I leaned back. I suddenly felt sharp, and cool. There was something they needed of me. I now could bargain. I now could negotiate. I might yet be able to arrange for my return to Earth. I must be clever. I must be shrewd. I had power. "Would you like to discuss business with me?" I asked.

"You are very beautiful in your robe," he said.

"Thank you," I said. I felt a certain sense of triumph now.

"Would you like another cigarette?" he asked. I did not want one.

"Yes, thank you," I said.

He gave me another cigarette, and I took it. He closed the small, flat golden cigarette box and struck a small match. I leaned forward, and he bent forward to light the cigarette. The flame from the match was but an inch short of the cigarette. He looked at me. "You are prepared to negotiate?" he asked. I smiled at him. "Perhaps," I said.

He brought the match toward the cigarette, and I bent forward for the light. The match dropped.

I looked at him, startled.

Suddenly, with fury, he, with his full strength, slapped me across the side of the face, literally knocking me from the bench and against the wall. Instantly he was on me and tore the robe from my body. Then, insolently, brutally, he threw me to my belly in the dirt. He knelt across my body and I felt my hands jerked behind my body. With the binding fiber he had earlier removed, he lashed them with ferocious cruelty behind my body. Then he sprang to his feet and kicked me in the side. Terrified, in pain, I rolled to my side, looking up at him in horror. He bend down and seized me by the hair and the left arm and thrust me toward the beast.

"Feed!" he cried.

I screamed, thrust toward the wide, fanged jaws of the beast.

He jerked me back, cruelly, on my knees, and I saw the jaws snapping at me, saw the curved teeth, the hideous tongue and eyes. Again and again the jaws snapped at me, once grazing my body, as I was held just outside the perimeter of the beast's chain. It pulled against the chain and collar, trying to reach me. Then, angrily, the man threw me backward in the dirt, across the room, on my side.

"Do not feed!" he cried to the beast.

Then, from a hook on the wall, he took a large piece of meat, bosk meat, and threw it to the animal. It began tearing at it with its fangs and claws. It could have been my body.

The man approached me.

I lay on my side in the dirt, naked and bound, looking up at him in horror. In his hand he held an uplifted slave whip.

"You told me you were free," he said.

"No! No!" I cried. "I am a slave! A slave!"

"A hundred arrow points is too much for such a slave," he said.

Terrified, I struggled to my knees and put my head down, to his feet. "Kiss my feet," said he, "Slave."

I did so.

"The proud Miss Brinton," he said.

I trembled at his feet.

"Are you prepared to negotiate?" he asked.

I put my forehead against his feet, to the straps of his sandals, my hair falling across his sandals.

"Command me," I begged.

He stepped away from me. I lifted my head. I saw that he took the red-silk robe, and cast it into the fire. Kneeling in the dirt, naked and bound, tears in my eyes, I watched it burn.

He regarded me.

I put down my head. "Command me, Master," I begged, Elinor Brinton, a cowering Gorean slave girl.

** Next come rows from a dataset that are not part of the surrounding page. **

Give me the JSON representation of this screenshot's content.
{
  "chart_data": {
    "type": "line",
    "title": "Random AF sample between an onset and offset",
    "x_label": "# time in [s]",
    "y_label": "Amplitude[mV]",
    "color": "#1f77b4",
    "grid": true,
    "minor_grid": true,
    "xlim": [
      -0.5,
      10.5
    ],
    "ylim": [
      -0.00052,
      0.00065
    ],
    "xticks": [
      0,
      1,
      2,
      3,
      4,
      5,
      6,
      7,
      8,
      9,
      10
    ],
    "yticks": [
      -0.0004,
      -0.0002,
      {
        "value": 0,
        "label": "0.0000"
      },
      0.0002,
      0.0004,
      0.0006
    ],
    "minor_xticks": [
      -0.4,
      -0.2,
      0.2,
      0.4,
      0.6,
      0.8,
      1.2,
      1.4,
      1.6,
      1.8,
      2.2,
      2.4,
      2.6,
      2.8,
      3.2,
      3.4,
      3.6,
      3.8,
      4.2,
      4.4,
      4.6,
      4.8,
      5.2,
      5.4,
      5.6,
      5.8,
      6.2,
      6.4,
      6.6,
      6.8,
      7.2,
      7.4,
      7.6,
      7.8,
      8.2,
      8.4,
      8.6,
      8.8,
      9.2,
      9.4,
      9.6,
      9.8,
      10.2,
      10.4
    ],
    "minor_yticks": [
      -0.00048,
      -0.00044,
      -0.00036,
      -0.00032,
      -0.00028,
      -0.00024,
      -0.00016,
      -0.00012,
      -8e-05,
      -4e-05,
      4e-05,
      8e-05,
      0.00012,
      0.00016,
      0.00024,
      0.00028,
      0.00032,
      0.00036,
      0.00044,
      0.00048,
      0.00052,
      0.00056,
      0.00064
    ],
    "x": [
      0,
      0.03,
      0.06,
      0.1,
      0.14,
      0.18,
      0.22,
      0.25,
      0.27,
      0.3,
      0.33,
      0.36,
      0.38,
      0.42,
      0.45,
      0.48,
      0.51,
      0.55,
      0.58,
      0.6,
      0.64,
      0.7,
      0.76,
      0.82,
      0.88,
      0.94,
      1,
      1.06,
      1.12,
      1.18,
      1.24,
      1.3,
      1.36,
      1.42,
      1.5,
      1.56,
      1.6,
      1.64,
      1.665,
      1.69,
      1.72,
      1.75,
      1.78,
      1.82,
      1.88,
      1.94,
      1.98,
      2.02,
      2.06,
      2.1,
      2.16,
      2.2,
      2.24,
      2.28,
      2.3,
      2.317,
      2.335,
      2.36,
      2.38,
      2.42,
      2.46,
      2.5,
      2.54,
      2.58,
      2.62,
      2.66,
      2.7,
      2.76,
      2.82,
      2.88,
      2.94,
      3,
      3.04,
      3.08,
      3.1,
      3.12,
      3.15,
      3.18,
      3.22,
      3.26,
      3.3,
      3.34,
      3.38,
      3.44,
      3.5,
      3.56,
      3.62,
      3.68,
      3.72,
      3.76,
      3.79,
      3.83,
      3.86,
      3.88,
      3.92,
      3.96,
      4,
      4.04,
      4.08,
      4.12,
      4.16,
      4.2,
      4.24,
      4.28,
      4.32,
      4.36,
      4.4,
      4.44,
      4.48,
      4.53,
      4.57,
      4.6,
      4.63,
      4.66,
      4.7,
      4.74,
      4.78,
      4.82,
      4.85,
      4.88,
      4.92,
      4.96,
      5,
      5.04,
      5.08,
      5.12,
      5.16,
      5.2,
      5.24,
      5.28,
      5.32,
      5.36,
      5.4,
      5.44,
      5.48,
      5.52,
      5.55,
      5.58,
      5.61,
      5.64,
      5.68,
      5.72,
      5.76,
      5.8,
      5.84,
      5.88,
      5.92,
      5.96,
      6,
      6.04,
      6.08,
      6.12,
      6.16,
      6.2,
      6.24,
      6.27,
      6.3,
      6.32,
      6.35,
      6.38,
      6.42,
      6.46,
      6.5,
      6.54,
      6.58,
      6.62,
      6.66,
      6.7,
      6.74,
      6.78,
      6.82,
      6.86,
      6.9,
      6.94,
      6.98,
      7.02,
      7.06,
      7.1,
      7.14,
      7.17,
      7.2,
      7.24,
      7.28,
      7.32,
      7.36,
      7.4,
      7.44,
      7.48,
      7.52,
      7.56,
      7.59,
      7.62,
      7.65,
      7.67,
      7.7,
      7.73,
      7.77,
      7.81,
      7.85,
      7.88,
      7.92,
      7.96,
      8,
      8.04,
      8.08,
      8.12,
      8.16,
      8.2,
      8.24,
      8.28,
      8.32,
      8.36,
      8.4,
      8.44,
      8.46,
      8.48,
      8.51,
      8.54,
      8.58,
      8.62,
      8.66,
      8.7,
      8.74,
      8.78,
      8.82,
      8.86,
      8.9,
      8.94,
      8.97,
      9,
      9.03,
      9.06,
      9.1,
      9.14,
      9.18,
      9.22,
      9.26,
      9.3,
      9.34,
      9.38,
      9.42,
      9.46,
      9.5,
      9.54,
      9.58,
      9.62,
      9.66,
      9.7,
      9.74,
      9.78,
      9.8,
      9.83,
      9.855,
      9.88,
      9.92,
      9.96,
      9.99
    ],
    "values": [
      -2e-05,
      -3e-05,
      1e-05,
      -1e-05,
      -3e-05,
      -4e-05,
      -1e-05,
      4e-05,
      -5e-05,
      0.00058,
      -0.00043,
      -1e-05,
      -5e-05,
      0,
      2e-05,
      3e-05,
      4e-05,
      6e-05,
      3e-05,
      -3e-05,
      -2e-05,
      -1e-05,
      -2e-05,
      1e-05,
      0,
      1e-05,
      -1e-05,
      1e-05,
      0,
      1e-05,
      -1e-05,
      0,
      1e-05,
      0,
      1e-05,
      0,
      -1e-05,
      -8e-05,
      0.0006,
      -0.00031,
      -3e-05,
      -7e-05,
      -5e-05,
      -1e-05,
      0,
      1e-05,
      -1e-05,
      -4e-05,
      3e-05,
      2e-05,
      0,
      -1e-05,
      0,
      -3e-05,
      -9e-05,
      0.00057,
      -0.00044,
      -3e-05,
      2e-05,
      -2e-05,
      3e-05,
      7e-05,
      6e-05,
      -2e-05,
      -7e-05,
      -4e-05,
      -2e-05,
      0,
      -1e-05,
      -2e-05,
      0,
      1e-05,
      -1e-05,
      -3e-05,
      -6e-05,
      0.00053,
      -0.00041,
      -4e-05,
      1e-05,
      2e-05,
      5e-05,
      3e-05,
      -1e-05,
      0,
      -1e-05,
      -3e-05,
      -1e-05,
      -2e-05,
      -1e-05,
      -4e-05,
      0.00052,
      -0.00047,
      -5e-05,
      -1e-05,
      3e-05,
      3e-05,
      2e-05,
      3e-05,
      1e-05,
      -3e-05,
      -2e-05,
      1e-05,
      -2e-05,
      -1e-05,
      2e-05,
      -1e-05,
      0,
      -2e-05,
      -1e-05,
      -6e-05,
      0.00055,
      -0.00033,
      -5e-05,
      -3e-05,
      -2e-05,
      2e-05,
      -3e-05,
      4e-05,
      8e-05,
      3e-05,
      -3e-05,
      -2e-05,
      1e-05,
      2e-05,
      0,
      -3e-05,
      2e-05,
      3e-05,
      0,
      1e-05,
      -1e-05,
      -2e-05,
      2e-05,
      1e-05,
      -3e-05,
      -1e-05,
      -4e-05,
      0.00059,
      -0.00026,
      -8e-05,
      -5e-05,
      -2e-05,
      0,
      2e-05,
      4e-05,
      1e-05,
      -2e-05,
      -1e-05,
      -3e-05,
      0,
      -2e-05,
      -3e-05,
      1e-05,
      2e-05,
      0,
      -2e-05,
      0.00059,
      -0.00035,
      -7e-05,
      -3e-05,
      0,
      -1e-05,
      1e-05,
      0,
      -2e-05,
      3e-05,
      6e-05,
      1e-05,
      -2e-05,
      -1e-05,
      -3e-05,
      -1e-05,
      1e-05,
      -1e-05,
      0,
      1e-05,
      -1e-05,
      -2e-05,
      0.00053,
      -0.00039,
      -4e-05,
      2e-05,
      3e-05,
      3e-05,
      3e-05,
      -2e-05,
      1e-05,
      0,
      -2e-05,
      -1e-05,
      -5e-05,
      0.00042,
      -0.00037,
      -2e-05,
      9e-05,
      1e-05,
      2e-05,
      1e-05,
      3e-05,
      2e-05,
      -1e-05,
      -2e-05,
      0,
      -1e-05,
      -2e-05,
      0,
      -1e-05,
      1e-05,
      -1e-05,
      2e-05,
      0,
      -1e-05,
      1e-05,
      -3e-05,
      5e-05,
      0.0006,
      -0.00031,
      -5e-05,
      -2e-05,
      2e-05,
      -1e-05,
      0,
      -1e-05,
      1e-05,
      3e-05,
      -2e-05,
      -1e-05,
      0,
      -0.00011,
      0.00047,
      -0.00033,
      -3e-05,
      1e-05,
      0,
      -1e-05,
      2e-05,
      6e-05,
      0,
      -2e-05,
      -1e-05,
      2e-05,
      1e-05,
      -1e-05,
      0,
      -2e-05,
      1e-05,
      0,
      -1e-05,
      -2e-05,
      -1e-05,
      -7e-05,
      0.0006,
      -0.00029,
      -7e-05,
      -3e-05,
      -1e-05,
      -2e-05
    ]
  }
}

"It is our intention," he said, "to have you trained as a slave girl, to give exquisite pleasures to a master. And then you will be placed in a certain house."

"Yes, Master?" I asked.

"And," he said, "in this house, you will poison its master."

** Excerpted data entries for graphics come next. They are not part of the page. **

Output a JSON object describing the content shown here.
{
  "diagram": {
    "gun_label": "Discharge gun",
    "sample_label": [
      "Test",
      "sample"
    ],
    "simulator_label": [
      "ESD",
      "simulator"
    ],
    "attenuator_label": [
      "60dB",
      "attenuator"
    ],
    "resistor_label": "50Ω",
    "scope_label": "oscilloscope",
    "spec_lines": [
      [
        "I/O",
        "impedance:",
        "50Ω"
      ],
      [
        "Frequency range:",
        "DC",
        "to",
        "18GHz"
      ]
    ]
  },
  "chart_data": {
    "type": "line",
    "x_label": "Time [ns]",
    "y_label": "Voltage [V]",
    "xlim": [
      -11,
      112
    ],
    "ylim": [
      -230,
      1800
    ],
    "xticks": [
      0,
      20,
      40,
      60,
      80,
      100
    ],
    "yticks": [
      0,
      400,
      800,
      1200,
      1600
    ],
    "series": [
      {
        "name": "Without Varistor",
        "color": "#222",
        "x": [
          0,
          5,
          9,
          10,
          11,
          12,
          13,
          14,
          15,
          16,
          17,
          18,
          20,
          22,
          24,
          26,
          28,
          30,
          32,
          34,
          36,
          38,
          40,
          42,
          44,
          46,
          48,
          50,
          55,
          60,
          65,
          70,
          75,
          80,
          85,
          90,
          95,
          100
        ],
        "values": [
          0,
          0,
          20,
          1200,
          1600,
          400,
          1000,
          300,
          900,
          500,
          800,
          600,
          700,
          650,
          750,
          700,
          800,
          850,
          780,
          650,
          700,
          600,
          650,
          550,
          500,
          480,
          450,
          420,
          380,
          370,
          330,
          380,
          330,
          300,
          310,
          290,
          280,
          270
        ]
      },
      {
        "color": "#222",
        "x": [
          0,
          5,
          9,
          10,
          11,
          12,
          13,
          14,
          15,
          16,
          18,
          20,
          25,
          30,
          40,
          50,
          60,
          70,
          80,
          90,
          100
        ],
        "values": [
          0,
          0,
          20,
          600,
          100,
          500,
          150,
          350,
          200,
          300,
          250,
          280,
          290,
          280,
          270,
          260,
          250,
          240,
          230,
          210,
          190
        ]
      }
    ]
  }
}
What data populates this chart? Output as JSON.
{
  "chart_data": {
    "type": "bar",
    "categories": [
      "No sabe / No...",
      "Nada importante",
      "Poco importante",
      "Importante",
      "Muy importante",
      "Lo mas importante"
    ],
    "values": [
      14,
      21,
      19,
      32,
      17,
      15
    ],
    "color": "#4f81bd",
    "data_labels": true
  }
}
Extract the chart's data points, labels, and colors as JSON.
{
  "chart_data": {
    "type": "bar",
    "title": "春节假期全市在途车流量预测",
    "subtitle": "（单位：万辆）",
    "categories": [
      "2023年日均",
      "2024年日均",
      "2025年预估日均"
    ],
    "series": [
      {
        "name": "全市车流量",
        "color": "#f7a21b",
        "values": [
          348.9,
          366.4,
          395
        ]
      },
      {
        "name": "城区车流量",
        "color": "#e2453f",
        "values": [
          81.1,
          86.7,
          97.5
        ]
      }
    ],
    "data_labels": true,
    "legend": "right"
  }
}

I looked at him with horror.

Suddenly there was a horrifying squeal and a splintering of wood.

I screamed.

The head of a sleen, eyes blazing, its long needlelike teeth snapping, thrust through the small, broken window, the shutters splintered to the side. Snarling, it began to wiggle its shoulders, like a cat, through the opening. The beast at the side of the wall went wild.